In the session, she said "when I'm at peace with it all, I'm highly productive" and went on to describe how her entire experience of work changes when she's clear and calm. She flows, manages everything well and is able to clearly communicate to her bosses what she wants and where she wants to go.
This level of insight is so wonderful and powerful. When you recognise that the fundamental nature of the mind is clarity and peace you can tap into it at any time - and this is what she's doing, taking inspiration from Invisible Power and her own experience of meditation.

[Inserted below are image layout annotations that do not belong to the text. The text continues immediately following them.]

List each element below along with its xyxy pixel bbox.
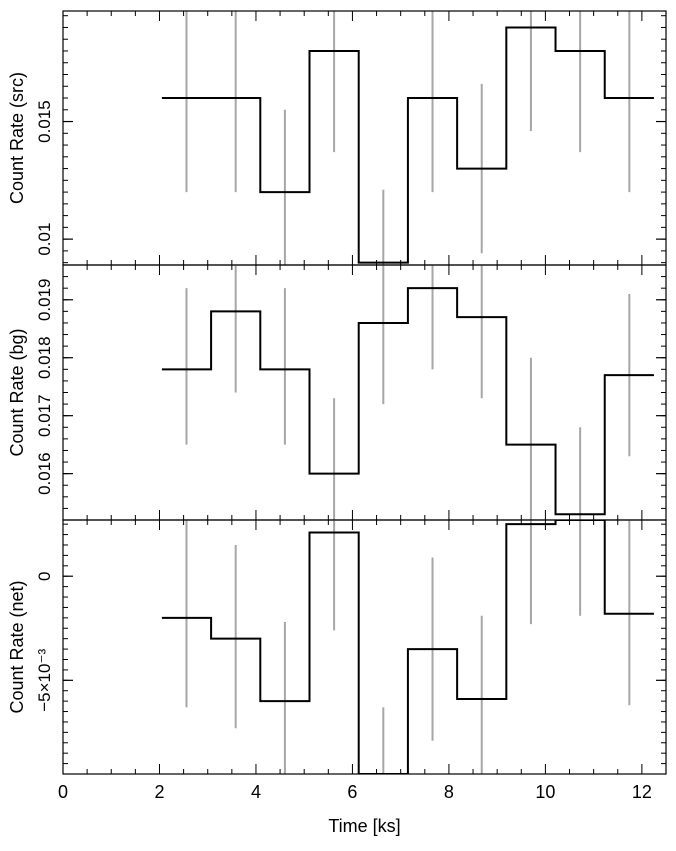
panel-2-y-axis-label: Count Rate (bg): [7, 328, 27, 456]
panel-3-step-line: [161, 520, 654, 774]
x-tick-label: 0: [58, 782, 68, 802]
panel-2-frame: [62, 264, 667, 521]
panel-2-y-tick-label: 0.019: [35, 278, 54, 321]
panel-3-frame: [62, 519, 667, 775]
panel-3-y-axis-label: Count Rate (net): [7, 580, 27, 713]
x-tick-label: 8: [444, 782, 454, 802]
panel-1-step-line: [161, 26, 654, 264]
panel-1-y-tick-label: 0.01: [35, 223, 54, 256]
x-axis-label: Time [ks]: [328, 816, 400, 836]
x-tick-label: 12: [632, 782, 652, 802]
panel-3-y-tick-label: −5×10⁻³: [35, 649, 54, 712]
panel-2-y-tick-label: 0.016: [35, 452, 54, 495]
x-tick-label: 10: [535, 782, 555, 802]
panel-1-y-axis-label: Count Rate (src): [7, 72, 27, 204]
x-tick-label: 6: [347, 782, 357, 802]
panel-2-y-tick-label: 0.018: [35, 336, 54, 379]
x-tick-label: 4: [251, 782, 261, 802]
panel-2-y-tick-label: 0.017: [35, 394, 54, 437]
panel-1-frame: [62, 10, 667, 266]
panel-3-y-tick-label: 0: [35, 571, 54, 580]
panel-2-step-line: [161, 287, 654, 516]
x-tick-label: 2: [154, 782, 164, 802]
panel-1-y-tick-label: 0.015: [35, 100, 54, 143]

It's also great to see how when we relax and connect deeply with our own sense of calm that we can achieve so much more, make better decisions and reach goals almost effortlessly. This theme comes up a lot in my coaching and, for me at least, confirms the very beneficial relationship we can have with our quantitive (outer) goals and our qualitative (inner) goals - both of which are important.
Just grasping at outer goals is really not enough. It's often painful and feels somewhat meaningless. We may achieve more income, a bigger car or larger house, but still feel empty. We need to think about the kinds of experience that will leave us with a sense of fulfilment and that will help us develop our own wisdom about life. We need meaning and purpose.
Of course, we all need money and a comfortable home. But if the pursuit of those things comes at the expense of our quality of life then we perhaps need to ask ourselves where our happiness actually comes from?
Once you can gain an insight into the fact that happiness is an inside job, you can establish a better balance between your inner and outer goals. As a result, we begin to feel less anxious and more in control of our own psychological equilibrium.
When we have a peaceful experience - everything's ok. Doing a lot is ok. Doing little is ok. We can respond to the situation we are in much more effectively. It's easier and we, like my client, can become highly productive.